We’ve been divorced for fifteen and a half months. Soon, I hope, my need to be überchipper will fade.
“She’s beautiful. Jenny, I can never thank you enough.”
“No!” I sing, rolling my eyes at myself. If Andreas were here, he’d give me a nice brisk slap. “It was an honor.” Make that a punch.
“So listen, Jenny. We’d like to use Genevieve as a middle name. After you.”
Oh, God. “Uh, well, that’s not my name,” I say. For some reason, Mom just wanted Jenny. Not even Jennifer.
“Yes, I remember,” he says in that “I’ve got a secret” voice, evoking late Sunday mornings in bed. “But still.”
You know what, Owen? Don’t. Okay? I don’t want your baby to be named after me. Come on!

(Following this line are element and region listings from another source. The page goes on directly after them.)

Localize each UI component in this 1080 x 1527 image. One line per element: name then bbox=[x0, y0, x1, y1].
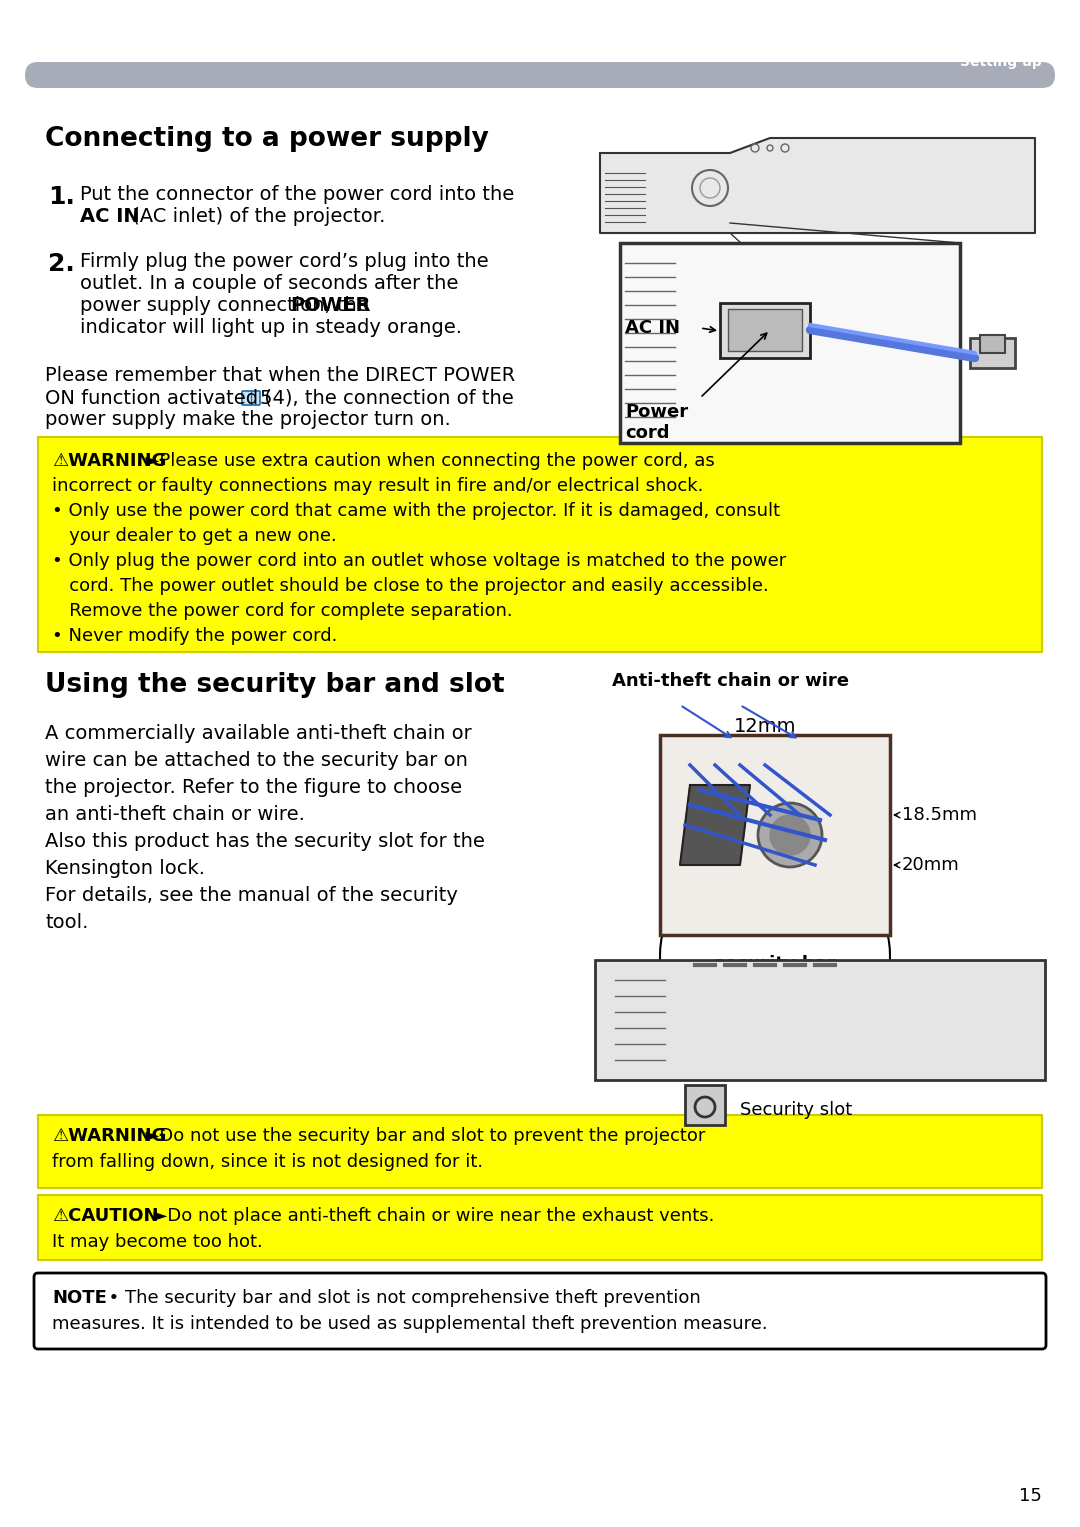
Circle shape bbox=[770, 815, 810, 855]
Text: the projector. Refer to the figure to choose: the projector. Refer to the figure to ch… bbox=[45, 777, 462, 797]
Text: ►Do not place anti-theft chain or wire near the exhaust vents.: ►Do not place anti-theft chain or wire n… bbox=[141, 1206, 714, 1225]
Bar bbox=[720, 302, 810, 357]
Text: • The security bar and slot is not comprehensive theft prevention: • The security bar and slot is not compr… bbox=[97, 1289, 701, 1307]
Bar bbox=[38, 1196, 1042, 1260]
Text: • Only plug the power cord into an outlet whose voltage is matched to the power: • Only plug the power cord into an outle… bbox=[52, 551, 786, 570]
Text: tool.: tool. bbox=[45, 913, 89, 931]
Text: from falling down, since it is not designed for it.: from falling down, since it is not desig… bbox=[52, 1153, 483, 1171]
Bar bbox=[685, 1086, 725, 1125]
Text: 15: 15 bbox=[1020, 1487, 1042, 1506]
Text: 12mm: 12mm bbox=[733, 718, 796, 736]
Text: Setting up: Setting up bbox=[960, 55, 1042, 69]
Text: It may become too hot.: It may become too hot. bbox=[52, 1232, 262, 1251]
Text: (AC inlet) of the projector.: (AC inlet) of the projector. bbox=[126, 208, 386, 226]
Polygon shape bbox=[600, 137, 1035, 234]
Text: Anti-theft chain or wire: Anti-theft chain or wire bbox=[611, 672, 849, 690]
Text: 20mm: 20mm bbox=[902, 857, 960, 873]
Bar bbox=[38, 1115, 1042, 1188]
Text: Firmly plug the power cord’s plug into the: Firmly plug the power cord’s plug into t… bbox=[80, 252, 488, 270]
Bar bbox=[970, 337, 1015, 368]
Text: ON function activated (: ON function activated ( bbox=[45, 388, 272, 408]
Text: • Only use the power cord that came with the projector. If it is damaged, consul: • Only use the power cord that came with… bbox=[52, 502, 780, 521]
Text: ►Do not use the security bar and slot to prevent the projector: ►Do not use the security bar and slot to… bbox=[134, 1127, 705, 1145]
Polygon shape bbox=[680, 785, 750, 864]
Text: measures. It is intended to be used as supplemental theft prevention measure.: measures. It is intended to be used as s… bbox=[52, 1315, 768, 1333]
Text: Please remember that when the DIRECT POWER: Please remember that when the DIRECT POW… bbox=[45, 366, 515, 385]
Text: your dealer to get a new one.: your dealer to get a new one. bbox=[52, 527, 337, 545]
Text: Using the security bar and slot: Using the security bar and slot bbox=[45, 672, 504, 698]
Text: For details, see the manual of the security: For details, see the manual of the secur… bbox=[45, 886, 458, 906]
Bar bbox=[38, 437, 1042, 652]
Text: NOTE: NOTE bbox=[52, 1289, 107, 1307]
Text: AC IN: AC IN bbox=[80, 208, 139, 226]
Text: ⚠CAUTION: ⚠CAUTION bbox=[52, 1206, 159, 1225]
Text: Remove the power cord for complete separation.: Remove the power cord for complete separ… bbox=[52, 602, 513, 620]
Text: ►Please use extra caution when connecting the power cord, as: ►Please use extra caution when connectin… bbox=[134, 452, 715, 470]
Text: Also this product has the security slot for the: Also this product has the security slot … bbox=[45, 832, 485, 851]
Text: security bar: security bar bbox=[714, 954, 836, 973]
Bar bbox=[620, 243, 960, 443]
Text: Put the connector of the power cord into the: Put the connector of the power cord into… bbox=[80, 185, 514, 205]
Text: an anti-theft chain or wire.: an anti-theft chain or wire. bbox=[45, 805, 305, 825]
Text: incorrect or faulty connections may result in fire and/or electrical shock.: incorrect or faulty connections may resu… bbox=[52, 476, 703, 495]
Text: A commercially available anti-theft chain or: A commercially available anti-theft chai… bbox=[45, 724, 472, 744]
Text: ⚠WARNING: ⚠WARNING bbox=[52, 1127, 166, 1145]
Text: indicator will light up in steady orange.: indicator will light up in steady orange… bbox=[80, 318, 462, 337]
Text: wire can be attached to the security bar on: wire can be attached to the security bar… bbox=[45, 751, 468, 770]
Text: AC IN: AC IN bbox=[625, 319, 680, 337]
Text: Power
cord: Power cord bbox=[625, 403, 688, 441]
Circle shape bbox=[758, 803, 822, 867]
FancyBboxPatch shape bbox=[25, 63, 1055, 89]
FancyBboxPatch shape bbox=[33, 1274, 1047, 1348]
Bar bbox=[728, 308, 802, 351]
Bar bbox=[980, 334, 1005, 353]
Text: Connecting to a power supply: Connecting to a power supply bbox=[45, 127, 489, 153]
Bar bbox=[660, 734, 890, 935]
Text: Kensington lock.: Kensington lock. bbox=[45, 860, 205, 878]
Text: POWER: POWER bbox=[291, 296, 370, 315]
Text: Security slot: Security slot bbox=[740, 1101, 852, 1119]
Text: cord. The power outlet should be close to the projector and easily accessible.: cord. The power outlet should be close t… bbox=[52, 577, 769, 596]
Text: 2.: 2. bbox=[48, 252, 75, 276]
Text: 54), the connection of the: 54), the connection of the bbox=[260, 388, 514, 408]
FancyBboxPatch shape bbox=[242, 391, 260, 405]
Text: power supply connection, the: power supply connection, the bbox=[80, 296, 375, 315]
Text: • Never modify the power cord.: • Never modify the power cord. bbox=[52, 628, 337, 644]
Bar bbox=[595, 960, 1045, 1080]
Text: 18.5mm: 18.5mm bbox=[902, 806, 977, 825]
Text: 1.: 1. bbox=[48, 185, 75, 209]
Text: ⚠WARNING: ⚠WARNING bbox=[52, 452, 166, 470]
Text: power supply make the projector turn on.: power supply make the projector turn on. bbox=[45, 411, 450, 429]
Text: outlet. In a couple of seconds after the: outlet. In a couple of seconds after the bbox=[80, 273, 458, 293]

“That’s very...nice. Thank you.”
There’s a silence. A drop of rain slaps the windshield, but just one, lonely and useless.
“You’ll always be special to me,” Owen says softly.
I clench my teeth. What he means is I’m sorry I stopped loving you and found all that meaning with Ana-Sofia and discovered that I was dying to be a father—once I had the right wife, that is—and am living the dream right now, thanks to your clever hands and my perfect wife’s amazing uterus that just pushed the baby out in a matter of minutes. No hard feelings, right?